Advanced and networked weapons

The StormBreaker Smart Weapon autonomously detects and classifies moving targets in poor-visibility situations including darkness, bad weather, smoke and dust.

They still call it the AMRAAM Missile, but inside, it’s worlds different from the version Norman knew in his days flying the F-16.

The latest variant, known as F3R for “form, fit, function refresh,” includes new software, newer, faster processors and 15 upgraded circuit cards in the guidance section. 

“It’s like the first Porsche 911 to what we have today. Same name, fundamentally different car,” Norman said. “The software unleashes all the core capacity of that weapon. We can process everything faster. We can do our countermeasures faster. We’ve greatly enhanced the range.”

Now, for example, the missile can deploy against targets well beyond the pilot’s visual range. That kind of capability opens up options for commanders, Norman said – specifically in coalition scenarios, with allied forces distributed over great distances against common adversaries.

To Norman, it’s all a new way of validating an old idea: Many successful surface missions begin in the air.

“It goes all the way back to the establishment of the Air Force as an independent service. What they showed was, unless you control the air, you run a huge risk of losing on the surface. They don’t have the freedom to operate, the freedom to attack,” he said. “If we can prevent, through air dominance, those threats from holding them at risk, that gives them greater capability.”

Advanced sensors

The PhantomStrike fire-control radar, shown in this illustration, weighs about half as much as previous active electronically scanned array radars and uses about 65 percent less power.

Advanced sensors can put power back into older fighter jets – especially those with niche roles.

For example, the F-15E is valuable in strike scenarios because it carries more weaponry than the F-35, which stores its armaments inside the airframe to maintain its stealth advantage. So if the F-15E is the best-armed fighter on a mission, it only makes sense to give it the best targeting information available.

One recent advancement is the PhantomStrike fire-control radar, which puts the power of active electronically scanned array in a much smaller form factor. The new radar weighs about half as much as modern AESA radars, it takes up less room and uses about 65 percent less power. That makes it a good fit for platforms such as UAVs, rotary-wing aircraft and light-attack fighter aircraft. 

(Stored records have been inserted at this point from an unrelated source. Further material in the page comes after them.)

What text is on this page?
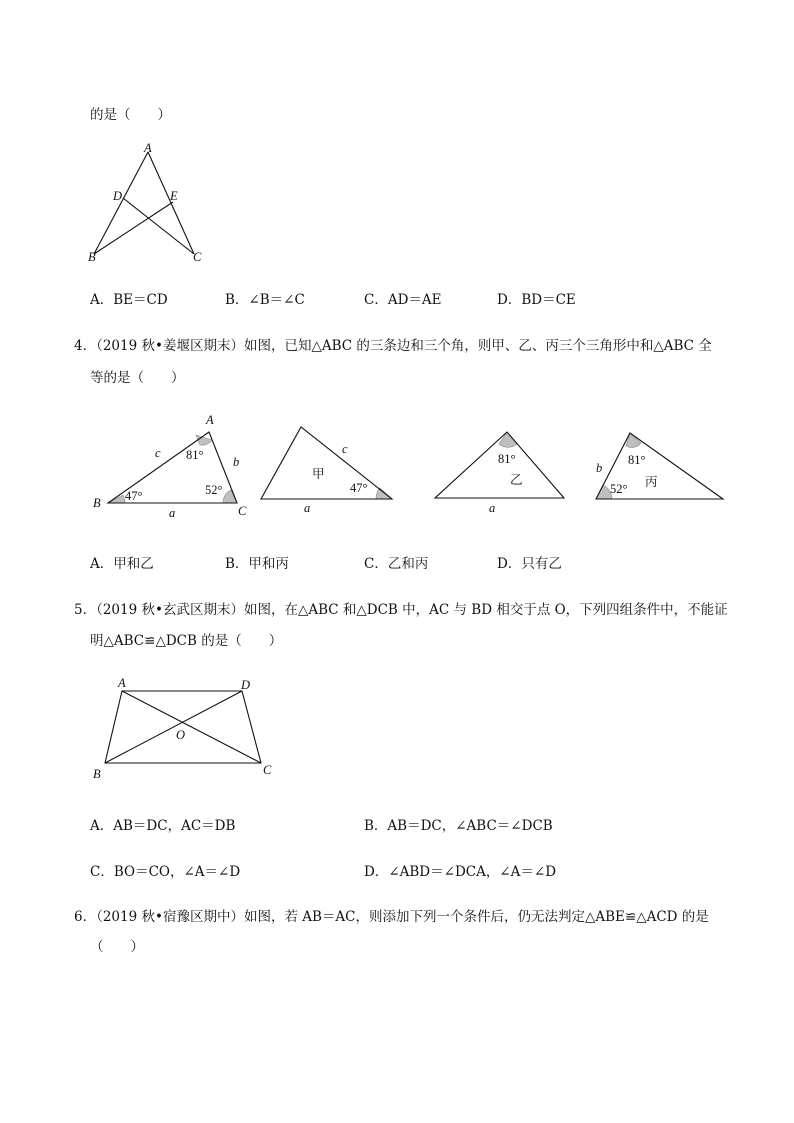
的是（　　）
A
D	E
B	C
A．BE＝CD	B．∠B＝∠C	C．AD＝AE	D．BD＝CE
4．（2019 秋•姜堰区期末）如图，已知△ABC 的三条边和三个角，则甲、乙、丙三个三角形中和△ABC 全
等的是（　　）
A
B
C
a
b
c 81°
52°
47°
甲
c
a
47°
乙
a
81°
丙
b
81°
52°
A．甲和乙	B．甲和丙	C．乙和丙	D．只有乙
5．（2019 秋•玄武区期末）如图，在△ABC 和△DCB 中，AC 与 BD 相交于点 O，下列四组条件中，不能证
明△ABC≌△DCB 的是（　　）
A	D
O
B	C
A．AB＝DC，AC＝DB	B．AB＝DC，∠ABC＝∠DCB
C．BO＝CO，∠A＝∠D	D．∠ABD＝∠DCA，∠A＝∠D
6．（2019 秋•宿豫区期中）如图，若 AB＝AC，则添加下列一个条件后，仍无法判定△ABE≌△ACD 的是
（　　）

“PhantomStrike is our latest revolutionary radar,” said Bryan Rosselli, president of Advanced Products and Solutions at Raytheon Technologies. “It’s critical for our customers to have more aircraft flying capable sensors in an evolving threat environment. And it’s our responsibility to help them achieve and maintain air dominance with powerful technology that is smaller, more affordable and easier to maintain.”

Another advantage: The radar uses open mission systems architecture, an approach militaries favor because it makes systems cheaper and easier to upgrade.

Networked platforms

A U.S. Air Force F-35 takes off at Royal Air Force Base Lakenheath in England, with an F-15 in the background. Raytheon Technologies is developing systems that will help multiple generations of fighter aircraft operate together. (U.S. Air Force photo)

With multiple U.S. friends and allies developing sixth-generation fighters and using proprietary technology, making sure those platforms can communicate as a coalition will be a key to air dominance, said O’Brien, whose business specializes in secure radio communications among military platforms.

Secure communications means more than keeping adversaries from eavesdropping – it detail. It’s similar to cross-platform play in the video game world, where players collaborate in real time, on different consoles, with computer clouds in the middle tailoring what each player sees.

“They have to figure out how to partition effectively to support both their own security and interoperability,” O’Brien said. “Every nation has to be able to protect its own integrity through what’s accessible in the system. It’s a highly complex problem to solve.”